2

I have been asked about creating a site where some users can upload Microsoft Word documents, then others can then search for uploaded documents that contain certain keywords. The site would be sitting on a Linux server running PHP and MySQL. I'm currently trying to find out if and how I can scrape this text from the documents. If anyone can suggest a good way of going about doing this it would be much appreciated.

Kara
  • 6,115
  • 16
  • 50
  • 57
Ultimate Gobblement
  • 1,851
  • 16
  • 23
  • What versions of Word? The old .DOC format or the new XML-based ones, or both? Would using a headless OpenOffice instance on your server be an option? – Pekka Nov 24 '10 at 10:47
  • Ideally it should be able to handle whatever the users chuck at it, so any version of word if possible. I have used OOo once in the past for converting docs to HTML, and that could be a good option my main worry is that calling it from a server script may use up too many resources. – Ultimate Gobblement Nov 24 '10 at 10:55

2 Answers2

4

Scraping text from the new docx format is trivial. The file itself is just a zip file, and if you look inside one, you will find a bunch of xml files. The text is contained in word/document.xml within this zip file, and all the actual user-entered text will appear in <w:t> tags.

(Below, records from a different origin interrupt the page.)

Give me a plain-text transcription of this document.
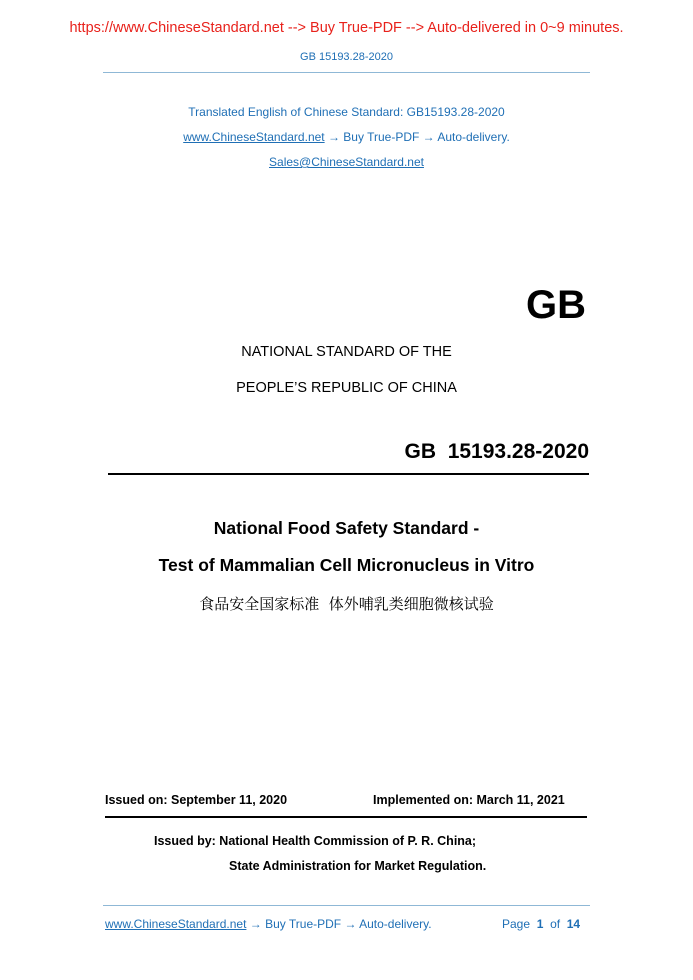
https://www.ChineseStandard.net --> Buy True-PDF --> Auto-delivered in 0~9 minutes.
GB 15193.28-2020
Translated English of Chinese Standard: GB15193.28-2020
www.ChineseStandard.net → Buy True-PDF → Auto-delivery.
Sales@ChineseStandard.net
GB
NATIONAL STANDARD OF THE
PEOPLE’S REPUBLIC OF CHINA
GB  15193.28-2020
National Food Safety Standard -
Test of Mammalian Cell Micronucleus in Vitro
食品安全国家标准  体外哺乳类细胞微核试验
Issued on: September 11, 2020	Implemented on: March 11, 2021
Issued by: National Health Commission of P. R. China;
State Administration for Market Regulation.
www.ChineseStandard.net → Buy True-PDF → Auto-delivery.	Page 1 of 14
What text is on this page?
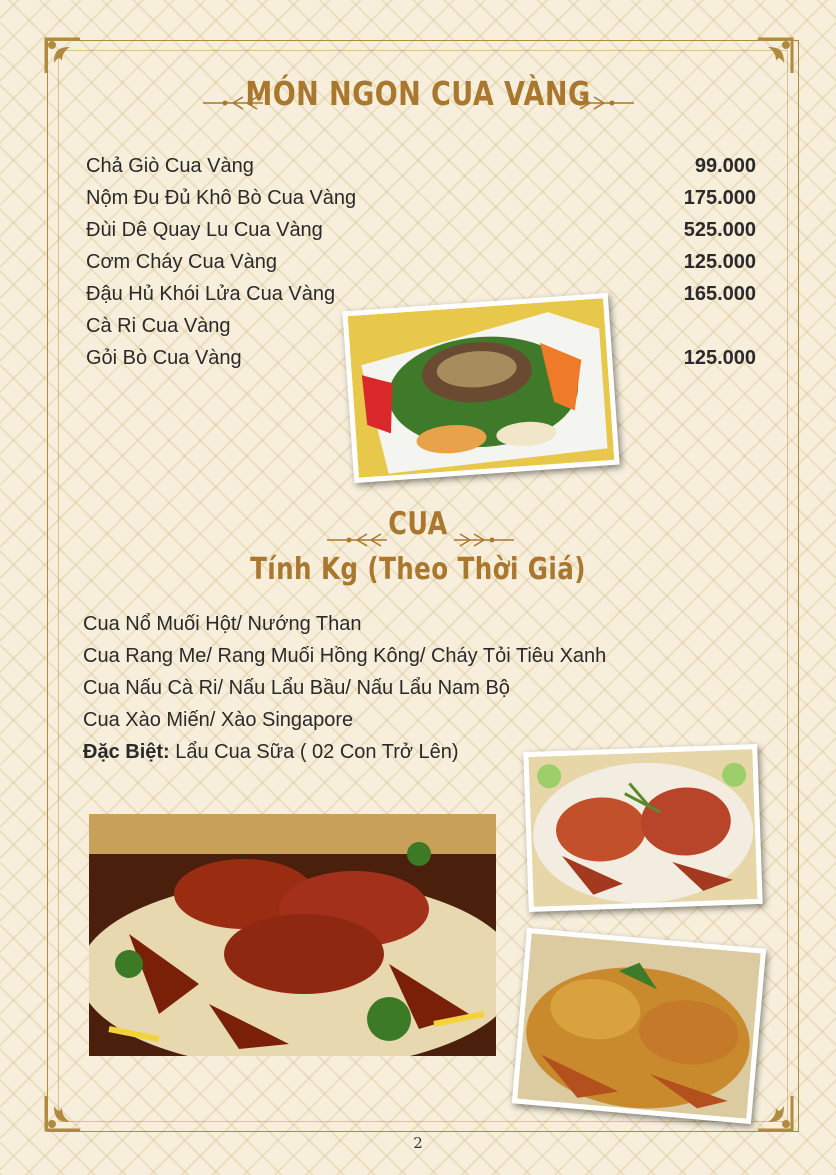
MÓN NGON CUA VÀNG
Chả Giò Cua Vàng	99.000
Nộm Đu Đủ Khô Bò Cua Vàng	175.000
Đùi Dê Quay Lu Cua Vàng	525.000
Cơm Cháy Cua Vàng	125.000
Đậu Hủ Khói Lửa Cua Vàng	165.000
Cà Ri Cua Vàng
Gỏi Bò Cua Vàng	125.000
CUA
Tính Kg (Theo Thời Giá)
Cua Nổ Muối Hột/ Nướng Than
Cua Rang Me/ Rang Muối Hồng Kông/ Cháy Tỏi Tiêu Xanh
Cua Nấu Cà Ri/ Nấu Lẩu Bầu/ Nấu Lẩu Nam Bộ
Cua Xào Miến/ Xào Singapore
Đặc Biệt: Lẩu Cua Sữa ( 02 Con Trở Lên)
2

If you extract all text that appears in <w:t> tags, you will have scraped the document.

ZoFreX
  • 8,812
  • 5
  • 31
  • 51
  • Thanks for the explanation about docx. catdoc does not work with docx files, so I'm using a combo of that, and a little bash that does what you said found here: http://stackoverflow.com/questions/1184747/rtf-doc-docx-text-extraction-in-program-written-in-c-qt – Ultimate Gobblement Nov 25 '10 at 12:03
  • You might want to be wary of using such simple scripts to parse XML... parsing XML is very easy, but doing it with a bash script or regex could cause headaches if (for whatever reason) there's weird stuff floating around in those w:t tags. – ZoFreX Nov 26 '10 at 09:57
2

Here's a good example using catdoc:

function catdoc_string($str)
{
    // requires catdoc

    // write to temp file
    $tmpfname = tempnam ('/tmp','doc');
    $handle = fopen($tmpfname,'w');
    fwrite($handle,$a);
    fclose($handle);

    // run catdoc
    $ret = shell_exec('catdoc -ab '.escapeshellarg($tmpfname) .' 2>&1');

    // remove temp file
    unlink($tmpfname);

    if (preg_match('/^sh: line 1: catdoc/i',$ret)) {
        return false;
    }

    return trim($ret);
}

function catdoc_file($fname)
{
    // requires catdoc

    // run catdoc
    $ret = shell_exec('catdoc -ab '.escapeshellarg($fname) .' 2>&1');

    if (preg_match('/^sh: line 1: catdoc/i',$ret)) {
        return false;
    }

    return trim($ret);
}

Source

Ruel
  • 15,438
  • 7
  • 38
  • 49